The unit of analysis in this study is tourist visitors at Batakan Baru Beach, with a sample of 191 respondents taken using purposive sampling. This technique was chosen to ensure that the samples taken represent the characteristics of tourist visitors at Batakan Baru Beach so that the study results can better represent a wider population.

Data Analysis

Data analysis using SmartPLS 3.2.9, with outer and inner model evaluation stages and hypothesis testing. Outer Model statistical analysis with Confirmatory Factor Analyses (CFA). SPSS data processing software was also used for other statistical purposes. Several fit indices, such as Comparative Fit Index (CFI) and Incremental Fit Index (IFI), were used to evaluate the research model developed (Edwards, 2001; Fan et al., 1999; Hall & Shackman, 2020; Hoyle, 1995). For both fit indices, we used the ideal target criterion of at least 0.95 (L. Hu & Bentler, 1999). Thus, the analysis steps included item reliability testing, internal consistency, discriminant validity, and hypothesis testing, which used regression analysis.

Results

Description of Research Subjects

Most research subjects were females working as employees, students, and homemakers with a high school education level or above (Table 1).
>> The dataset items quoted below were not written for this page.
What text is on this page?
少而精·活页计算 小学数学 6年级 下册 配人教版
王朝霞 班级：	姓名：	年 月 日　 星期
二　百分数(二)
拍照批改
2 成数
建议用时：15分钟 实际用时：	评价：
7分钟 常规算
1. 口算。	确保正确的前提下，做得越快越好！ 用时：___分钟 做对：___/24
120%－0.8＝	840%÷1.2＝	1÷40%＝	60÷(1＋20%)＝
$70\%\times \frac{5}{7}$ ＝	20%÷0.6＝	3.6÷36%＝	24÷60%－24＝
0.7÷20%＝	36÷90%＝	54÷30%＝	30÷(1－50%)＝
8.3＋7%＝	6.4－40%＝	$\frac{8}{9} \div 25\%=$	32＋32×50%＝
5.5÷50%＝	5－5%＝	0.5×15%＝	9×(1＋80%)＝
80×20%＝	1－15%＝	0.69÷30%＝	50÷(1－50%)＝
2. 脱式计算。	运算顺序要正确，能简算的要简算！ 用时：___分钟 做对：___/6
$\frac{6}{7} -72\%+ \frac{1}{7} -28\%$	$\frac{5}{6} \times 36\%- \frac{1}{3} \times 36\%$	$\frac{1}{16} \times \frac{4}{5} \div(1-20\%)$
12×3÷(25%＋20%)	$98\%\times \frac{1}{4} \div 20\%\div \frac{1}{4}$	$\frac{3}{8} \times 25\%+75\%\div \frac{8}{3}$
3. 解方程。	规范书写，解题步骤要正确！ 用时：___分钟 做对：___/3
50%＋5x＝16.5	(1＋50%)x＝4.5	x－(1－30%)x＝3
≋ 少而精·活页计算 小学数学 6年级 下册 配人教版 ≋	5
Description of Visit Frequency

Most tourists visit between 2 and 3 times, some more than five times. This indicates that Batakan Baru Beach is an exciting, not dull tourist attraction with sustainable performance (Table 2).
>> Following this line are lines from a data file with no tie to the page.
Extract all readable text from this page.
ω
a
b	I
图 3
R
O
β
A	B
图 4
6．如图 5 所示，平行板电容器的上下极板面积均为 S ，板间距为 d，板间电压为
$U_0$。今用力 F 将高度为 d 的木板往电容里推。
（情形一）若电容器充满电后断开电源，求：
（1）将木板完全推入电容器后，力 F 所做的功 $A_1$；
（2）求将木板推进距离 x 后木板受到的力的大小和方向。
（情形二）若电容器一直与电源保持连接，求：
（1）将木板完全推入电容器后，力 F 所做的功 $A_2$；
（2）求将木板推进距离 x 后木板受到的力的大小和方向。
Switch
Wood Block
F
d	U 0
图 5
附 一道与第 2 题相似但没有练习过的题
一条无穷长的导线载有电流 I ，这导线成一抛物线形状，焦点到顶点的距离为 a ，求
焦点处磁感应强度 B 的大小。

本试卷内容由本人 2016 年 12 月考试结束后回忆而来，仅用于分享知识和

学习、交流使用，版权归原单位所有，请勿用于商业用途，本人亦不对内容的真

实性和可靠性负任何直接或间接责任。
Validity and Reliability Check of the Questionnaire

Several statistical measures were applied to ensure the internal consistency and reliability of the constructs. Cronbach’s Alpha values of 0.70 or higher are acceptable for internal consistency (Nunnally, 1978). Similarly, Rho_A values above 0.70 are recommended for evaluating construct reliability (Dijkstra & Henseler, 2015). Composite Reliability (CR) scores of 0.70 or greater indicate strong reliability of the constructs (Hair et al., 2017). In addition, an Average Variance Extracted (AVE) of 0.50 or higher demonstrates that the construct accounts for more than half of the variance in its indicators, ensuring good convergent validity (Fornell & Larcker, 1981). These criteria show that the results of the analysis meet the criteria used. Thus, the questionnaire in this study is valid and reliable (Table 3).

SEM Analysis

SEM-PLS analysis in the initial stage was carried out to explore valid indicators, i.e., having a loading factor value ≥ 0.70 (Hair et al., 2017). The PEQ variable has four invalid indicators, namely PEQ2, PEQ3, PEQ4, PEQ7, and PEQ8. The PBC variable indicators are PBC1 and PBC5, and the SSE variable indicators are SSE8 and M010. Then, these indicators were removed from the model, and further analysis results are shown in Figure 2.

The Goodness of fit Model

The criteria for VIF values are based on the views of Hair et al. (2017) that VIF values should ideally be below 3, indicating low multicollinearity among the independent variables. Thus, it can be seen that the homoscedasticity aspect in the analysis results model is fulfilled, as shown in Table 4.
The SRMR, d_G, and NFI assessments are based on the following: An SRMR value of 0.08 or less indicates a good fit between the model and the data (L. Hu & Bentler, 1999). A lower d_G value suggests a better fit between the observed and the predicted covariance matrices (Hair et al., 2017), whereas lower values (closer to zero) indicate a better model fit with no sharp boundaries. NFI values above 0.90 are considered good model fit indicators (Bentler & Bonett, 1980). An rms Theta value of 0.12 or less is indicative of good model fit (Jörg Henseler et al., 2014), and a Q-square value greater than zero indicates that the model has predictive relevance (J. Henseler et al., 2009). Thus, it can be seen that the goodness of fit of the analysis result model is fulfilled (Table 5).
Hair et al. (2017) argue that f-square values of 0.02, 0.15, and 0.35 denote small, medium, and large effect sizes, respectively. Thus, the influence of Attitude on Environmentally Responsible Behavior Intention (ERB intention) and SSE, ERB intention on SSE, and Perceived Environment Quality (PEQ) on ERB intention are in the medium and large categories. Other relationships are in the small category (Table 6).

Variable Profile

The variable profile consists of a mean value that empirically shows the degree of the variable’s good or bad value or high or low value according to field conditions. The response item score on the questionnaire is 1 = very low to 5 = very high. The factor loading value shows the degree of strength or weakness of the indicator as a measure of the variable, where the greater the value means the indicator is more critical or reflects the variable more strongly (Table 7).
In the endogenous variables for the ERB intention variable, the critical indicator is ERB2. On the other hand, in the SSE variable, three indicators have a relatively balanced degree of strength in reflecting it: SSE6, SSE3, and SSE7. All of these indicators are empirically in the field. Their conditions are included in the good category (Table 8).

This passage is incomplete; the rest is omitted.